Из застекленных белых дверей деревянного дома на высоком каменном фундаменте вышел заспанный пан Вильчицкий.
— Тебя чего пригнало сюда так рано? — недовольно спросил он у стоявшего перед крыльцом мужика.
Марко Полуян, голынковский солтыс, прежде всего снял шапку и поздоровался:
— День добрый, паночку. Бардзо пшепрашам[15], что я нарушил спокойствие вашего сна. Я бы подождал, да ваша покаёвочка…[16]
— Чего тебе надо, Полуян?
Мужик стоял внизу, на земле, а панские сапоги блестели на уровне его бородатой физиономии. На мужике была «покупная» рубаха с застегнутыми кармашками, серые домотканые штаны, кепка, а ноги — босые. Пан красовался в хромовых сапогах, в черных галифе; белая сорочка была расстегнута, над ней — клочья усов и большая, точно отполированная, лысина.
Слушая, что ему говорит Полуян, пан Вильчицкий громко откашлялся и плюнул. Плевок пролетел мимо самого мужика. Дядька даже не шевельнулся.
— Пшепрашам, Полуян, — сказал Вильчицкий и повторил: — Кхэ! Брр!..
— Ничего, паночку, на здоровье, — угодливо улыбнулся Полуян. — Так я все о том же: пока суд да дело — я у вас сразу беру две десятины. И деньги — из рук в руки.
— Что мне твои деньги, Полуян, — говорил Вильчицкий, спускаясь с крыльца. — Я у Черного брода отдам за четвертую копну, так у меня его с руками оторвут. Еще и поблагодарят, не то что…

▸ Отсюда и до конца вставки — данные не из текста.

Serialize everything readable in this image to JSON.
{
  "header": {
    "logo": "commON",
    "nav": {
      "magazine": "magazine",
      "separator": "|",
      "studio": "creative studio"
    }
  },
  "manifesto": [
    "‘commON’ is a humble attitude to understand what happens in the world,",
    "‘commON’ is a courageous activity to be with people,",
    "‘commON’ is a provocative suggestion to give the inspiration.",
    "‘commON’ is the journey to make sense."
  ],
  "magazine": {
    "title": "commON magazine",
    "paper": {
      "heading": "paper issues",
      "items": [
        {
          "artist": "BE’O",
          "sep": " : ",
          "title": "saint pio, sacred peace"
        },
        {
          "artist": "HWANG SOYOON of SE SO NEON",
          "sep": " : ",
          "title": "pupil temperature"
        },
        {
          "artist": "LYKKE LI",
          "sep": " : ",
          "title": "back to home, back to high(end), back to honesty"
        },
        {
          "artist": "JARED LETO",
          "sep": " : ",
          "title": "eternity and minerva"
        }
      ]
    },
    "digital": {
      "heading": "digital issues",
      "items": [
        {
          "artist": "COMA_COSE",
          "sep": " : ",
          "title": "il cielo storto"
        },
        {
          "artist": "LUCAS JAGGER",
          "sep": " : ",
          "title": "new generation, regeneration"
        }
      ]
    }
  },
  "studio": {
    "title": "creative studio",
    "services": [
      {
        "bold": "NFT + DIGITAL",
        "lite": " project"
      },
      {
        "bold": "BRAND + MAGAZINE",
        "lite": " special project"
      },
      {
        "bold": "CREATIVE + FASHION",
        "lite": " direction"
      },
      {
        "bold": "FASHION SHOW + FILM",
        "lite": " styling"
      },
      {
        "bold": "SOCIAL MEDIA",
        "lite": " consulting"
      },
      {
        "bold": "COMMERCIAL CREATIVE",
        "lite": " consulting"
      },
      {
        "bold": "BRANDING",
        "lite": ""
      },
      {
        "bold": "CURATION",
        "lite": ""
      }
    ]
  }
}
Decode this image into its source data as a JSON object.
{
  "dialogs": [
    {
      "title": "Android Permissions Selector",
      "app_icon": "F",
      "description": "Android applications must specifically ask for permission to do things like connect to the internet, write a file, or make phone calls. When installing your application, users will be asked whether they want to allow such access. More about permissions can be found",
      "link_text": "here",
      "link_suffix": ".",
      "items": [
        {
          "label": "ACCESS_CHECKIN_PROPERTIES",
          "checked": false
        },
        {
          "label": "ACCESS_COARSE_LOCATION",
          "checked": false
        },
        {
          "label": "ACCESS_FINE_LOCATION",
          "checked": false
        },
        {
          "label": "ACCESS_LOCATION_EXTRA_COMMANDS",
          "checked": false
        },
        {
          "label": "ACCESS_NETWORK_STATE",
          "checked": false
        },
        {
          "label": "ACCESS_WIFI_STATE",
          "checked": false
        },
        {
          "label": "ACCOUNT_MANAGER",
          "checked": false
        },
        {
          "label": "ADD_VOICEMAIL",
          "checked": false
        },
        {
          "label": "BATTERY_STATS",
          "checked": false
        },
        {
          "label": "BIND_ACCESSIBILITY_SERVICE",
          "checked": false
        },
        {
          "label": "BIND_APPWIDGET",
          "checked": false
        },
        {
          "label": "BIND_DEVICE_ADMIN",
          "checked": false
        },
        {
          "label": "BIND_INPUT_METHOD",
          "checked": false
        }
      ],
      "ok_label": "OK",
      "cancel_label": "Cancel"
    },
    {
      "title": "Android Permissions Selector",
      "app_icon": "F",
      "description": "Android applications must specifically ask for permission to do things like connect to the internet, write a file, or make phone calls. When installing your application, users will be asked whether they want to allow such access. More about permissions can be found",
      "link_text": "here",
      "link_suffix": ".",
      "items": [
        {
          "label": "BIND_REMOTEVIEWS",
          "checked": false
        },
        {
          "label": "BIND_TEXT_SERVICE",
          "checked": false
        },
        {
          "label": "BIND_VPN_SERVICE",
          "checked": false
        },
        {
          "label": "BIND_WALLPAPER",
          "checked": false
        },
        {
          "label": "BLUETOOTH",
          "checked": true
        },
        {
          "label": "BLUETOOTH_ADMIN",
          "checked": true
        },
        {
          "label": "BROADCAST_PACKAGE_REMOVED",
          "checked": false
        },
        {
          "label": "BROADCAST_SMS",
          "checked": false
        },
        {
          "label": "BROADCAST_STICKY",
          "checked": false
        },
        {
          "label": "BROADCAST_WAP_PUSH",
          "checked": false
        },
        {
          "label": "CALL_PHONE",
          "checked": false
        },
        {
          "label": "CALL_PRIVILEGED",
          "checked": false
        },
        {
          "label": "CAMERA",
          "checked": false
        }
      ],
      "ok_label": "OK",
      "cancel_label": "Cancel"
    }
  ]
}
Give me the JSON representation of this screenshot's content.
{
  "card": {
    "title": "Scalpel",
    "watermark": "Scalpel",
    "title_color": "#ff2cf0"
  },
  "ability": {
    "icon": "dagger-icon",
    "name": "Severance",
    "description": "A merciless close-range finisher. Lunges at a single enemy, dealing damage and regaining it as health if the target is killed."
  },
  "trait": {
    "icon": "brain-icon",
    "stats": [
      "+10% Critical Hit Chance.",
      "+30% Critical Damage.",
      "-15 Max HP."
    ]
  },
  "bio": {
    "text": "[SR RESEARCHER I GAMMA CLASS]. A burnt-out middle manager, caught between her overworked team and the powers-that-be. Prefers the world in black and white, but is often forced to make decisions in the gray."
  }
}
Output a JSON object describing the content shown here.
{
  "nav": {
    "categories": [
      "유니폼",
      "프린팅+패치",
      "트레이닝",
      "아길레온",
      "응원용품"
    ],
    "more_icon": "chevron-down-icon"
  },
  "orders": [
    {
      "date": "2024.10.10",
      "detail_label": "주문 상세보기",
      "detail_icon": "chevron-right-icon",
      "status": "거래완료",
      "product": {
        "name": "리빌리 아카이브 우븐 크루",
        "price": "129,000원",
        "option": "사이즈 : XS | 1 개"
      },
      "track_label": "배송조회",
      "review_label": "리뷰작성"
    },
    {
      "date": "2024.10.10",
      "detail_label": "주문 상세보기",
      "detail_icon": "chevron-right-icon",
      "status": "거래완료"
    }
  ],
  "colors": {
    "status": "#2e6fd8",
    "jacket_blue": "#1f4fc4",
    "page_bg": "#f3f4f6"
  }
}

Речь шла о панском луге, часть которого Вильчицкий каждый год продавал «на снос», одну траву, либо отдавал его окрестным крестьянам «за часть» — три копны помещику, четвертая мужику.
— Копна, паночку, копною, а деньги деньгами. А я могу их вам хоть сейчас.
Они шли по дорожке в ту сторону, где за деревьями, за соловьиным пересвистом слышны были людские голоса и рев скота. Пан, заложив назад руки, отчего еще сильнее выпячивался живот, шагал впереди, мужик — за ним.
— Хитрый ты человек, Полуян. Недаром тебя и солтысом назначили… Кхэ! Брр!.. Чтэрдзести пенць рубли злотэм[17], — сказал он, должно быть чтоб сразу ошарашить солтыса.
Полуян попытался поторговаться, но пан перебил его:
— Ни копейки меньше. Не хочешь — другие возьмут.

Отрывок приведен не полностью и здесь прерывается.